Yasuni National Park | Galapagos Unbound

Yasuni National Park

The Yasuní National Park sits at the intersection of the Amazon, the Equator, and the Andes and was declared a UNESCO Biosphere Reserve and Cultural Heritage site in 1989. Not only does this region lie at the center of the Ecuadorian Amazon, but it represents the core of much of Ecuador’s already significant biodiversity.

The Yasuní represents the world’s greatest diversity of flora and fauna in South America, and possibly on Earth—an impressive example of genetic variety spread over 1 million hectares of land. Yasuní is said to be home to approximately 600 species of birds, 170 species of mammals, 80 bats, and 150 amphibians. New species are being discovered to this day.  

Around 1,100 species of trees have been identified within a 25-hectare tract, a staggering number which represents more tree species than in Canada and the U.S. together. Trees are not the only plants to run rampant; over 280 species of vines alone grow in the Yasuní.  

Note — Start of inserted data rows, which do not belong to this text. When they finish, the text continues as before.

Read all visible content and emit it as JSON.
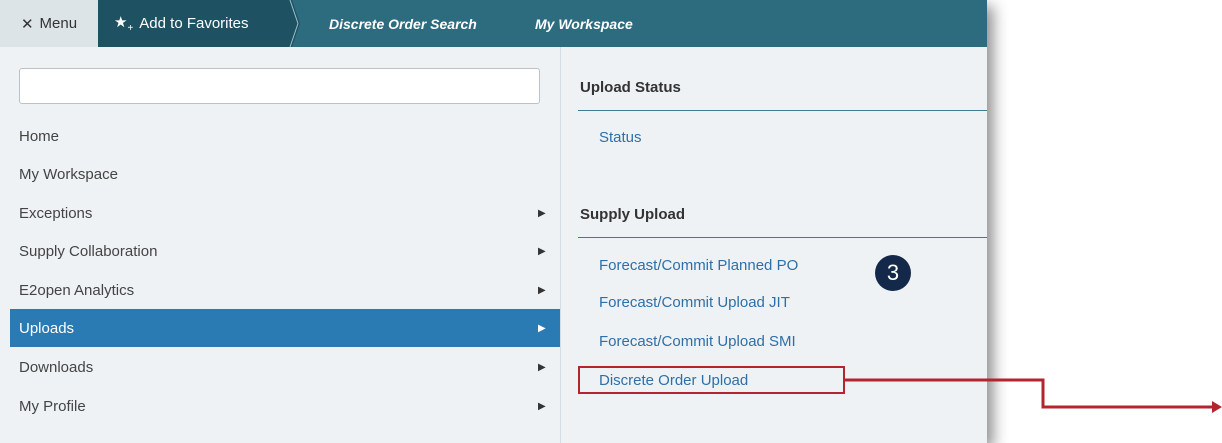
{
  "topbar": {
    "menu_label": "Menu",
    "favorites_label": "Add to Favorites",
    "breadcrumbs": [
      "Discrete Order Search",
      "My Workspace"
    ]
  },
  "search": {
    "placeholder": ""
  },
  "sidebar": {
    "items": [
      {
        "label": "Home",
        "has_submenu": false,
        "active": false
      },
      {
        "label": "My Workspace",
        "has_submenu": false,
        "active": false
      },
      {
        "label": "Exceptions",
        "has_submenu": true,
        "active": false
      },
      {
        "label": "Supply Collaboration",
        "has_submenu": true,
        "active": false
      },
      {
        "label": "E2open Analytics",
        "has_submenu": true,
        "active": false
      },
      {
        "label": "Uploads",
        "has_submenu": true,
        "active": true
      },
      {
        "label": "Downloads",
        "has_submenu": true,
        "active": false
      },
      {
        "label": "My Profile",
        "has_submenu": true,
        "active": false
      }
    ]
  },
  "content": {
    "sections": [
      {
        "title": "Upload Status",
        "links": [
          "Status"
        ]
      },
      {
        "title": "Supply Upload",
        "links": [
          "Forecast/Commit Planned PO",
          "Forecast/Commit Upload JIT",
          "Forecast/Commit Upload SMI",
          "Discrete Order Upload"
        ]
      }
    ]
  },
  "annotation": {
    "step_number": "3",
    "highlight_color": "#b3242e",
    "badge_color": "#14294a"
  },
  "colors": {
    "topbar": "#2d6b7e",
    "active_item": "#2a7ab4",
    "link": "#2e6fa8"
  }
}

Various indigenous groups inhabit the Yasuní including the well-known Shuar, Kichwa, and Waorani. Some groups, however, such as the Huaorani clans of the Taromenane and Tagaeri, voluntarily isolate themselves from the modern world in order to maintain their traditional lifestyle. These people have been living in harmony with nature for centuries, and have some have begun to take political stands as the protectors of the rainforest as oil and gas drilling has become a significant threat to the region.

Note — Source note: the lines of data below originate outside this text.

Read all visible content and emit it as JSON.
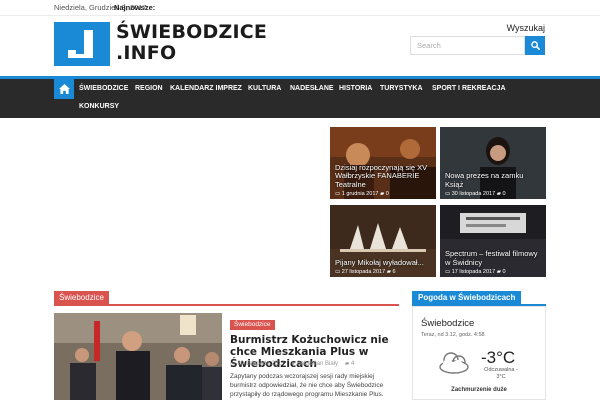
{
  "topbar": {
    "date": "Niedziela, Grudzień 3, 2017",
    "latest_label": "Najnowsze:"
  },
  "logo": {
    "line1": "ŚWIEBODZICE",
    "line2": ".INFO"
  },
  "search": {
    "label": "Wyszukaj",
    "placeholder": "Search"
  },
  "nav": {
    "items": [
      {
        "label": "ŚWIEBODZICE"
      },
      {
        "label": "REGION"
      },
      {
        "label": "KALENDARZ IMPREZ"
      },
      {
        "label": "KULTURA"
      },
      {
        "label": "NADESŁANE"
      },
      {
        "label": "HISTORIA"
      },
      {
        "label": "TURYSTYKA"
      },
      {
        "label": "SPORT I REKREACJA"
      },
      {
        "label": "KONKURSY"
      }
    ]
  },
  "featured": [
    {
      "title": "Dzisiaj rozpoczynają się XV Wałbrzyskie FANABERIE Teatralne",
      "date": "1 grudnia 2017",
      "comments": "0"
    },
    {
      "title": "Nowa prezes na zamku Książ",
      "date": "30 listopada 2017",
      "comments": "0"
    },
    {
      "title": "Pijany Mikołaj wyładował...",
      "date": "27 listopada 2017",
      "comments": "6"
    },
    {
      "title": "Spectrum – festiwal filmowy w Świdnicy",
      "date": "17 listopada 2017",
      "comments": "0"
    }
  ],
  "section": {
    "label": "Świebodzice"
  },
  "article": {
    "category": "Świebodzice",
    "title": "Burmistrz Kożuchowicz nie chce Mieszkania Plus w Świebodzicach",
    "date": "30 listopada 2017",
    "author": "Sebastian Biały",
    "comments": "4",
    "excerpt": "Zapytany podczas wczorajszej sesji rady miejskiej burmistrz odpowiedział, że nie chce aby Świebodzice przystąpiły do rządowego programu Mieszkanie Plus."
  },
  "weather": {
    "header": "Pogoda w Świebodzicach",
    "city": "Świebodzice",
    "time": "Teraz, nd 3.12, godz. 4:58",
    "temp": "-3°C",
    "feels_label": "Odczuwalna -",
    "feels_value": "3°C",
    "description": "Zachmurzenie duże"
  },
  "colors": {
    "accent": "#1a8ad6",
    "section_red": "#d9534f",
    "nav_bg": "#2a2a2a"
  }
}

Although the Ecuadorian government had proposed to keep 700,000 hectares of the national park inviolate from oil and gas companies, this proposal has since failed and the Yasuní is once again open to oil drilling.

FUN FACT:

The Yasuní is thought to have been a region that escaped freezing during the last ice-age that ended around 10,000 years ago. Scientists speculate that it then became an ecological hotspot of refuge—one that allowed for the survival of various flora and fauna. Eventually, these species were able to repopulate the greater Amazon zone.